Dans Le Parisien, le directeur général de LCI Guillaume Debré évoque même l’émergence d’un « réflexe LCI », comme il y a pu y avoir un « réflexe BFMTV » quand celle-ci dominait sans partage le match des chaînes info. Une théorie crédible au regard du nouveau statut de LCI, désormais capable de devancer par moments ses deux principales adversaires, comme ce fut le cas le 12 mars pour la première fois de la saison.
De son côté, BFMTV a aussi réalisé des coups stratégiques payants en redynamisant sa matinale, en perte de vitesse depuis plus d’un an. Résultat ? Le retour de Pascale de la Tour du Pin, associée à Mathieu Coache, a porté ses fruits. Dès le 9 mars, jour du retour de ce visage familier des téléspectateurs de BFMTV (elle a présenté cette même matinale entre 2010 et juin 2017), BFM Première a retrouvé des audiences lui permettant de rivaliser avec CNews sur une tranche horaire qu’elle dominait sans partage quelques années en arrière.
CNews affiche ses limites
Malgré le match à trois qui se dessine, CNews est encore loin d’être enterrée.
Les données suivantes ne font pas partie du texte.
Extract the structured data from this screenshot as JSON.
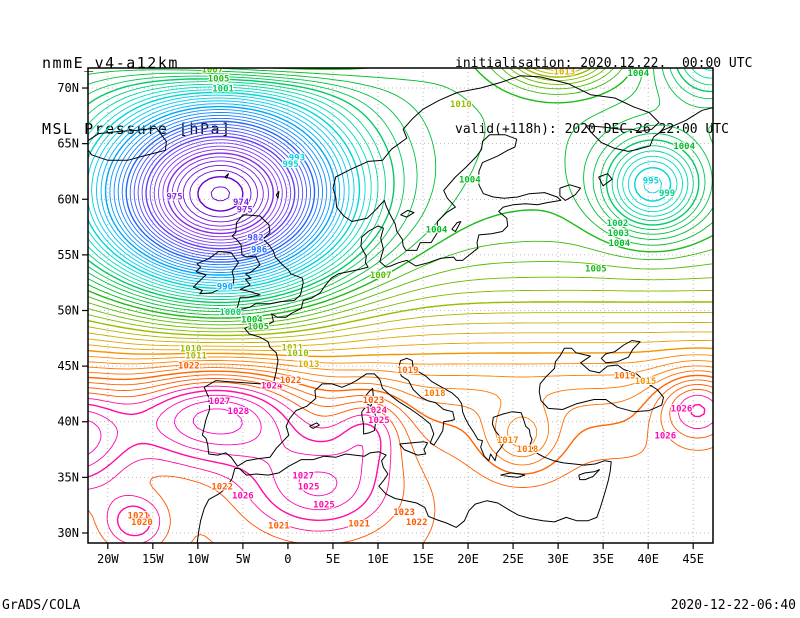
{
  "header": {
    "model": "nmmE_v4-a12km",
    "field": "MSL Pressure [hPa]",
    "init": "initialisation: 2020.12.22.  00:00 UTC",
    "valid": "valid(+118h): 2020.DEC.26 22:00 UTC"
  },
  "footer": {
    "left": "GrADS/COLA",
    "right": "2020-12-22-06:40"
  },
  "colors": {
    "background": "#ffffff",
    "coast": "#000000",
    "frame": "#000000",
    "grid": "#aaaaaa",
    "text": "#000000"
  },
  "chart_data": {
    "type": "contour",
    "title": "MSL Pressure [hPa]",
    "units": "hPa",
    "contour_interval_hPa": 1,
    "contour_levels": {
      "min": 966,
      "max": 1032,
      "step": 1
    },
    "lon_range": [
      -22.2,
      47.2
    ],
    "lat_range": [
      29.1,
      71.8
    ],
    "x_axis": {
      "ticks": [
        {
          "deg": -20,
          "label": "20W"
        },
        {
          "deg": -15,
          "label": "15W"
        },
        {
          "deg": -10,
          "label": "10W"
        },
        {
          "deg": -5,
          "label": "5W"
        },
        {
          "deg": 0,
          "label": "0"
        },
        {
          "deg": 5,
          "label": "5E"
        },
        {
          "deg": 10,
          "label": "10E"
        },
        {
          "deg": 15,
          "label": "15E"
        },
        {
          "deg": 20,
          "label": "20E"
        },
        {
          "deg": 25,
          "label": "25E"
        },
        {
          "deg": 30,
          "label": "30E"
        },
        {
          "deg": 35,
          "label": "35E"
        },
        {
          "deg": 40,
          "label": "40E"
        },
        {
          "deg": 45,
          "label": "45E"
        }
      ]
    },
    "y_axis": {
      "ticks": [
        {
          "deg": 30,
          "label": "30N"
        },
        {
          "deg": 35,
          "label": "35N"
        },
        {
          "deg": 40,
          "label": "40N"
        },
        {
          "deg": 45,
          "label": "45N"
        },
        {
          "deg": 50,
          "label": "50N"
        },
        {
          "deg": 55,
          "label": "55N"
        },
        {
          "deg": 60,
          "label": "60N"
        },
        {
          "deg": 65,
          "label": "65N"
        },
        {
          "deg": 70,
          "label": "70N"
        }
      ]
    },
    "grid": {
      "style": "dotted",
      "color": "#aaaaaa"
    },
    "pressure_centers": [
      {
        "type": "low",
        "value": 974,
        "lon": -6.0,
        "lat": 60.0
      },
      {
        "type": "low",
        "value": 995,
        "lon": 40.5,
        "lat": 61.0
      },
      {
        "type": "high",
        "value": 1028,
        "lon": -5.5,
        "lat": 40.8
      },
      {
        "type": "high",
        "value": 1027,
        "lon": 2.0,
        "lat": 34.5
      },
      {
        "type": "high",
        "value": 1026,
        "lon": 44.0,
        "lat": 41.0
      }
    ],
    "color_scale": [
      {
        "v": 970,
        "c": "#6600cc"
      },
      {
        "v": 976,
        "c": "#8833ee"
      },
      {
        "v": 981,
        "c": "#5544ff"
      },
      {
        "v": 985,
        "c": "#2266ff"
      },
      {
        "v": 989,
        "c": "#0099ff"
      },
      {
        "v": 993,
        "c": "#00ccee"
      },
      {
        "v": 997,
        "c": "#00ddbb"
      },
      {
        "v": 1000,
        "c": "#00cc66"
      },
      {
        "v": 1004,
        "c": "#00bb22"
      },
      {
        "v": 1007,
        "c": "#55bb00"
      },
      {
        "v": 1010,
        "c": "#99bb00"
      },
      {
        "v": 1013,
        "c": "#ddaa00"
      },
      {
        "v": 1016,
        "c": "#ff8800"
      },
      {
        "v": 1020,
        "c": "#ff6600"
      },
      {
        "v": 1023,
        "c": "#ff5500"
      },
      {
        "v": 1024,
        "c": "#ff1199"
      },
      {
        "v": 1028,
        "c": "#ff00cc"
      },
      {
        "v": 1032,
        "c": "#ee00ee"
      }
    ],
    "contour_labels": [
      {
        "v": 975,
        "lon": -12.6,
        "lat": 60.0
      },
      {
        "v": 974,
        "lon": -5.2,
        "lat": 59.5
      },
      {
        "v": 975,
        "lon": -4.8,
        "lat": 58.8
      },
      {
        "v": 982,
        "lon": -3.6,
        "lat": 56.3
      },
      {
        "v": 986,
        "lon": -3.2,
        "lat": 55.2
      },
      {
        "v": 990,
        "lon": -7.0,
        "lat": 51.9
      },
      {
        "v": 993,
        "lon": 1.0,
        "lat": 63.5
      },
      {
        "v": 995,
        "lon": 0.3,
        "lat": 62.9
      },
      {
        "v": 1007,
        "lon": -8.4,
        "lat": 71.4
      },
      {
        "v": 1005,
        "lon": -7.7,
        "lat": 70.6
      },
      {
        "v": 1001,
        "lon": -7.2,
        "lat": 69.7
      },
      {
        "v": 1000,
        "lon": -6.4,
        "lat": 49.6
      },
      {
        "v": 1004,
        "lon": -4.0,
        "lat": 48.9
      },
      {
        "v": 1005,
        "lon": -3.3,
        "lat": 48.3
      },
      {
        "v": 1010,
        "lon": -10.8,
        "lat": 46.3
      },
      {
        "v": 1011,
        "lon": -10.2,
        "lat": 45.7
      },
      {
        "v": 1022,
        "lon": -11.0,
        "lat": 44.8
      },
      {
        "v": 1011,
        "lon": 0.5,
        "lat": 46.4
      },
      {
        "v": 1010,
        "lon": 1.1,
        "lat": 45.9
      },
      {
        "v": 1013,
        "lon": 2.3,
        "lat": 44.9
      },
      {
        "v": 1027,
        "lon": -7.6,
        "lat": 41.6
      },
      {
        "v": 1028,
        "lon": -5.5,
        "lat": 40.7
      },
      {
        "v": 1024,
        "lon": -1.8,
        "lat": 43.0
      },
      {
        "v": 1022,
        "lon": 0.3,
        "lat": 43.5
      },
      {
        "v": 1021,
        "lon": -16.6,
        "lat": 31.3
      },
      {
        "v": 1020,
        "lon": -16.2,
        "lat": 30.7
      },
      {
        "v": 1026,
        "lon": -5.0,
        "lat": 33.1
      },
      {
        "v": 1022,
        "lon": -7.3,
        "lat": 33.9
      },
      {
        "v": 1027,
        "lon": 1.7,
        "lat": 34.9
      },
      {
        "v": 1025,
        "lon": 2.3,
        "lat": 33.9
      },
      {
        "v": 1025,
        "lon": 4.0,
        "lat": 32.3
      },
      {
        "v": 1021,
        "lon": -1.0,
        "lat": 30.4
      },
      {
        "v": 1023,
        "lon": 12.9,
        "lat": 31.6
      },
      {
        "v": 1022,
        "lon": 14.3,
        "lat": 30.7
      },
      {
        "v": 1021,
        "lon": 7.9,
        "lat": 30.6
      },
      {
        "v": 1023,
        "lon": 9.5,
        "lat": 41.7
      },
      {
        "v": 1024,
        "lon": 9.8,
        "lat": 40.8
      },
      {
        "v": 1025,
        "lon": 10.1,
        "lat": 39.9
      },
      {
        "v": 1019,
        "lon": 13.3,
        "lat": 44.4
      },
      {
        "v": 1018,
        "lon": 16.3,
        "lat": 42.3
      },
      {
        "v": 1017,
        "lon": 24.4,
        "lat": 38.1
      },
      {
        "v": 1018,
        "lon": 26.6,
        "lat": 37.3
      },
      {
        "v": 1004,
        "lon": 20.2,
        "lat": 61.5
      },
      {
        "v": 1004,
        "lon": 16.5,
        "lat": 57.0
      },
      {
        "v": 1007,
        "lon": 10.3,
        "lat": 52.9
      },
      {
        "v": 1010,
        "lon": 19.2,
        "lat": 68.3
      },
      {
        "v": 1013,
        "lon": 30.7,
        "lat": 71.2
      },
      {
        "v": 1004,
        "lon": 38.9,
        "lat": 71.1
      },
      {
        "v": 1002,
        "lon": 36.6,
        "lat": 57.6
      },
      {
        "v": 1003,
        "lon": 36.7,
        "lat": 56.7
      },
      {
        "v": 1004,
        "lon": 36.8,
        "lat": 55.8
      },
      {
        "v": 1005,
        "lon": 34.2,
        "lat": 53.5
      },
      {
        "v": 995,
        "lon": 40.3,
        "lat": 61.4
      },
      {
        "v": 999,
        "lon": 42.1,
        "lat": 60.3
      },
      {
        "v": 1004,
        "lon": 44.0,
        "lat": 64.5
      },
      {
        "v": 1019,
        "lon": 37.4,
        "lat": 43.9
      },
      {
        "v": 1015,
        "lon": 39.7,
        "lat": 43.4
      },
      {
        "v": 1026,
        "lon": 43.7,
        "lat": 40.9
      },
      {
        "v": 1026,
        "lon": 41.9,
        "lat": 38.5
      }
    ]
  }
}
Les chiffres de la fin du mois de mars le prouvent puisque la chaîne du groupe Bolloré retrouve progressivement un statut de leader, bien aidée par la fin des municipales et l’installation dans la durée du conflit en Iran.
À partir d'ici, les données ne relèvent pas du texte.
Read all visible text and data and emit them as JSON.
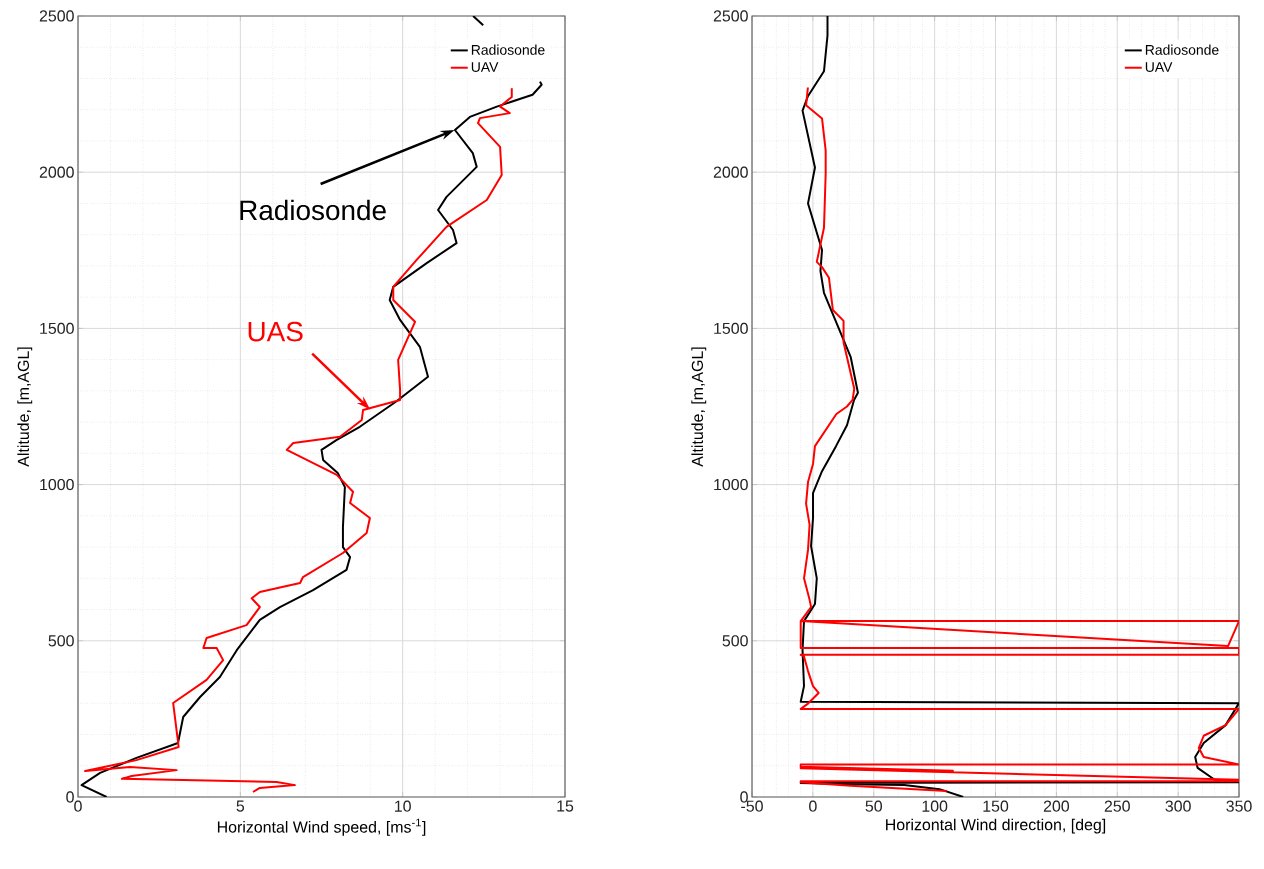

En revanche, la chaîne qui se targuait d’être la leader incontestée des chaînes infos depuis plus d’un an a montré d’inquiétantes limites. D’abord internes avec la gestion catastrophique du cas Jean-Marc Morandini, venu plomber la grille des programmes de CNews et qui s’est conclue par le retrait de l’animateur condamné pour corruption de mineurs et harcèlement sexuel. Sans oublier le départ fracassant de la présentatrice vedette Sonia Mabrouk, désormais attendue sur BFMTV.
Les limites de CNews se sont aussi confirmées durant les municipales avec un manque d’ambition dans la couverture éditoriale du scrutin, qui servait pourtant de grande répétition générale avant la présidentielle de 2027 pour les chaînes info. La couverture de l’événement politique par CNews a plutôt débouché sur une nouvelle polémique nauséabonde et raciste autour du nouveau maire LFI de Saint-Denis Bally Bagayoko. Ce dernier a d’ailleurs annoncé qu’il allait porter plainte contre la chaîne info.
À cela, il faut encore ajouter la couverture discutable de la guerre en Iran par CNews, qui a choisi d’envoyer sur le terrain l’inexpérimenté reporter star du média d’extrême droite Frontières Jordan Florentin. Un manque de crédibilité et de légitimité que l’on retrouve aussi dans le choix des recrues de la chaîne pour évoquer le conflit. Dernier exemple en date ? L’arrivée dans la matinale de Romain Desarbres d’un certain Nelson Monfort, journaliste et consultant réputé pour ses connaissances sportives mais paradoxalement intégré à la matinale de CNews depuis le 24 mars pour parler… résultats des municipales ou tirs de missiles iraniens contre Israël.